Dobře prověřená Lizetka

This story was first published in Škvorecký’s collection Hořkej svět (The Bitter World) in 1969). It represents an early phase of the author’s writing. Using first-person narrative and a deliberately subjective perspective, the author introduces an “angry young man” trapped under social (and especially) political circumstances. Such a narrative structure has the advantage of using the pattern of the Bildungsroman in a short story; the narrator goes through a process of recognizing aspects of life he had not expected before.

The story takes places during the years right after the Communist takeover in 1948. It talks about the prověrky, a political screening; newly established committees made both of proletarian university students and a few former professors who met the ideological criteria would decide who should continue his/her studies and who should be expelled from his/her universities. Using such a topic, Škvorecký introduces the typical Czech Communist newspeak (e.g. živel (element), třída (class), dělnictví (proletariat), původ (origin)). As a response to this language, the narrator escapes into the “authentic” vulgar language that is paradoxically more human than that of the ideology.

The other topic of the story is the role of the image. Such an image, shaped according to the demands and needs of each era, allows Lizetka to make career under any circumstances.
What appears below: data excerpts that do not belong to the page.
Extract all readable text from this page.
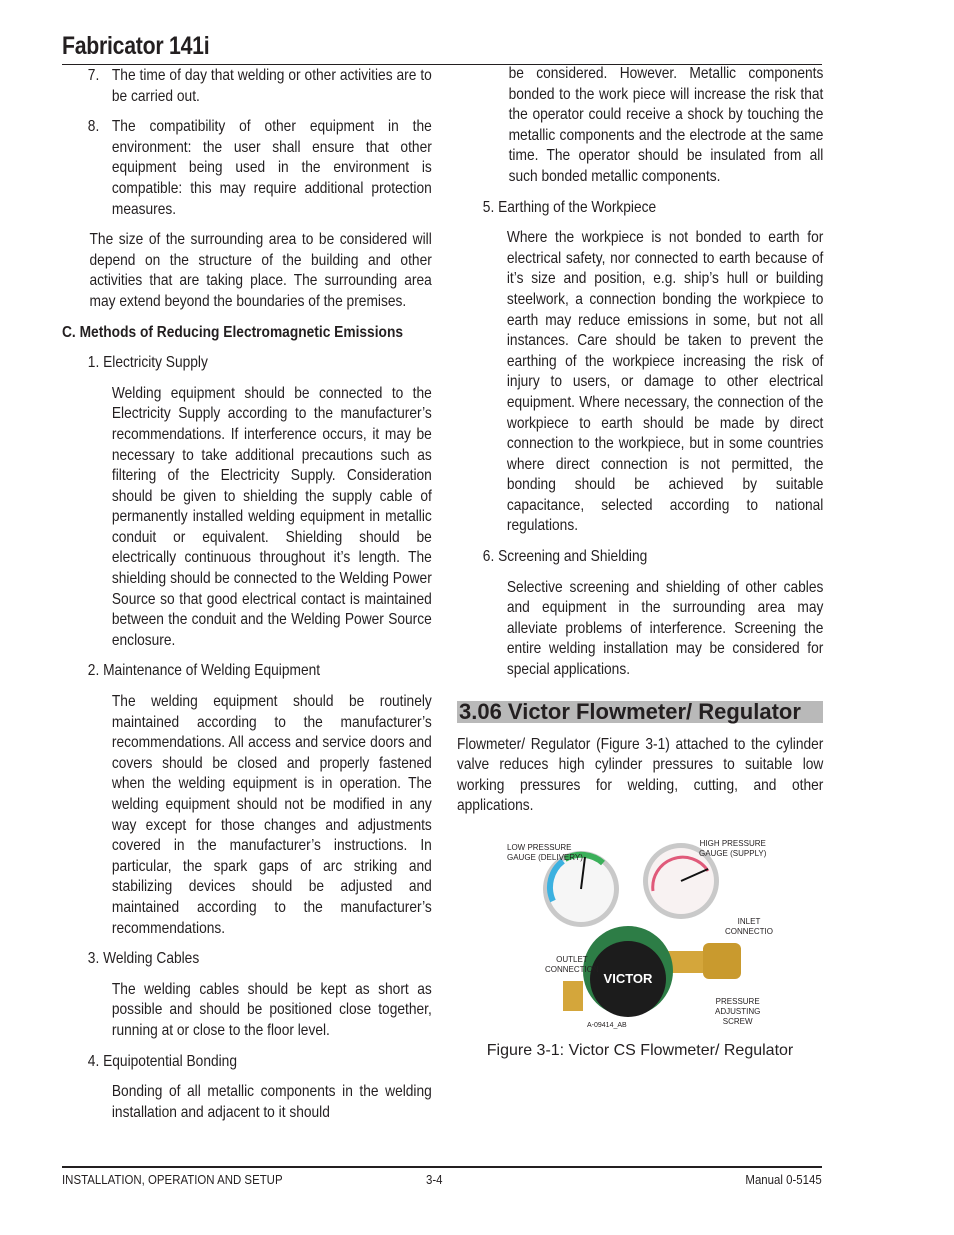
Fabricator 141i
7. The time of day that welding or other activities are to be carried out.
8. The compatibility of other equipment in the environment: the user shall ensure that other equipment being used in the environment is compatible: this may require additional protection measures.

The size of the surrounding area to be considered will depend on the structure of the building and other activities that are taking place. The surrounding area may extend beyond the boundaries of the premises.

C. Methods of Reducing Electromagnetic Emissions
1. Electricity Supply

Welding equipment should be connected to the Electricity Supply according to the manufacturer’s recommendations. If interference occurs, it may be necessary to take additional precautions such as filtering of the Electricity Supply. Consideration should be given to shielding the supply cable of permanently installed welding equipment in metallic conduit or equivalent. Shielding should be electrically continuous throughout it’s length. The shielding should be connected to the Welding Power Source so that good electrical contact is maintained between the conduit and the Welding Power Source enclosure.

2. Maintenance of Welding Equipment

The welding equipment should be routinely maintained according to the manufacturer’s recommendations. All access and service doors and covers should be closed and properly fastened when the welding equipment is in operation. The welding equipment should not be modified in any way except for those changes and adjustments covered in the manufacturer’s instructions. In particular, the spark gaps of arc striking and stabilizing devices should be adjusted and maintained according to the manufacturer’s recommendations.

3. Welding Cables

The welding cables should be kept as short as possible and should be positioned close together, running at or close to the floor level.

4. Equipotential Bonding

Bonding of all metallic components in the welding installation and adjacent to it should

be considered. However. Metallic components bonded to the work piece will increase the risk that the operator could receive a shock by touching the metallic components and the electrode at the same time. The operator should be insulated from all such bonded metallic components.

5. Earthing of the Workpiece

Where the workpiece is not bonded to earth for electrical safety, nor connected to earth because of it’s size and position, e.g. ship’s hull or building steelwork, a connection bonding the workpiece to earth may reduce emissions in some, but not all instances. Care should be taken to prevent the earthing of the workpiece increasing the risk of injury to users, or damage to other electrical equipment. Where necessary, the connection of the workpiece to earth should be made by direct connection to the workpiece, but in some countries where direct connection is not permitted, the bonding should be achieved by suitable capacitance, selected according to national regulations.

6. Screening and Shielding

Selective screening and shielding of other cables and equipment in the surrounding area may alleviate problems of interference. Screening the entire welding installation may be considered for special applications.

3.06 Victor Flowmeter/ Regulator

Flowmeter/ Regulator (Figure 3-1) attached to the cylinder valve reduces high cylinder pressures to suitable low working pressures for welding, cutting, and other applications.

VICTOR
LOW PRESSURE
GAUGE (DELIVERY)
HIGH PRESSURE
GAUGE (SUPPLY)
INLET
CONNECTIO
OUTLET
CONNECTION
PRESSURE
ADJUSTING
SCREW
A-09414_AB
Figure 3-1: Victor CS Flowmeter/ Regulator
INSTALLATION, OPERATION AND SETUP	3-4	Manual 0-5145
In a way quite similar to that of Václav Havel’s plays from the 1960s, Škvorecký shows the smoothness of one’s career after adapting one’s language and approach to the necessary ideological style.

One might guess how much the story refers to real personae. Jan Nacamec [pronounced in Czech in the same way as Nadsamec (“supermale” fromnad “beyond” samec “male animal”) may stand for Pavel Kohout; it may be possible find an equivalent to Lizetka as well. Škvorecký, however, is more interested in types than in taking his revenge from the 1960’s point of view. Though he hyperbolizes and simplifies a lot, one aspect is evident: as a whole, Škvorecký finds the Czech reality of 1950’s bizarre, grotesque, and absurd enough to quote it, allude to it without the need of a writer’s fancy and imagination.

The story utilizes tension between the “high” ideological language and the “low” authentic vernacular. Some vulgar words play the role of boxes for emotions, disgust, and, last but not least, fascination with the events.